Great Expectations (of Service)

Posted by Frank van Schie on September 04, 2008

A Brazilian guy came to work with my company in the Netherlands. For a personal project, he needed an electronics part, a transformer. So he searched around Rotterdam for an electronics store, and found one.

"Sure," they said, "our branch in the Limburg, in the south of the country, has it. We'll have it shipped here, and it'll be here next week."

This was, in his view, terrible service. "After all," he reasoned, "How long could it possibly take to ride there and back again by motorcycle?!".

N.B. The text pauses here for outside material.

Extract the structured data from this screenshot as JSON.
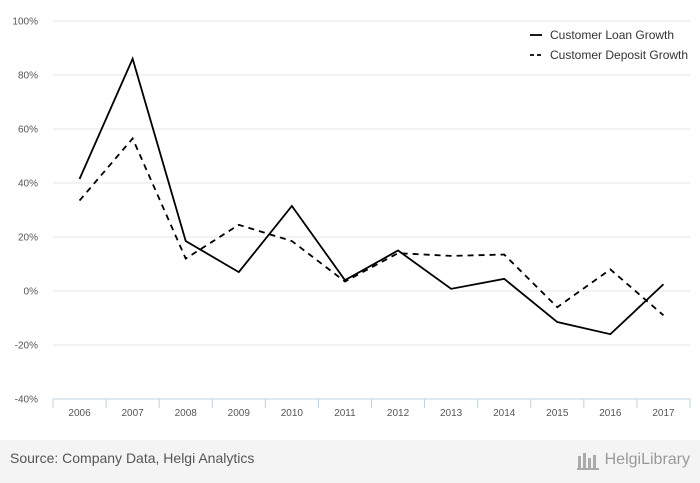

Minimum wage, as of 2008/2009 in Brazil is around €163 per month. In the Netherlands it's €1160. Sending a cheap Dutch courier would most likely have doubled his transformer in price, while in Brazil it would have made hardly a dent in the price.


No Comments to Great Expectations (of Service)

  • I hear many foreigners complain about the low service level in the Netherlands. It takes ages before a waiter comes to take your order. Don't they want to earn money?

    Because of our social system, wages are relatively equal. A university educated manager does earn more than a hair dresser, but the difference is not as big as in other countries. It may be double, but not tenfold. For comparison, in China, a farmer earns about 50 Euro a month, while a Master's degree engineer earns 800 Euro.

    My point being: the manager of a bar will think twice before he schedules another person to work that evening. As a result, only one or two waiters are running their asses of.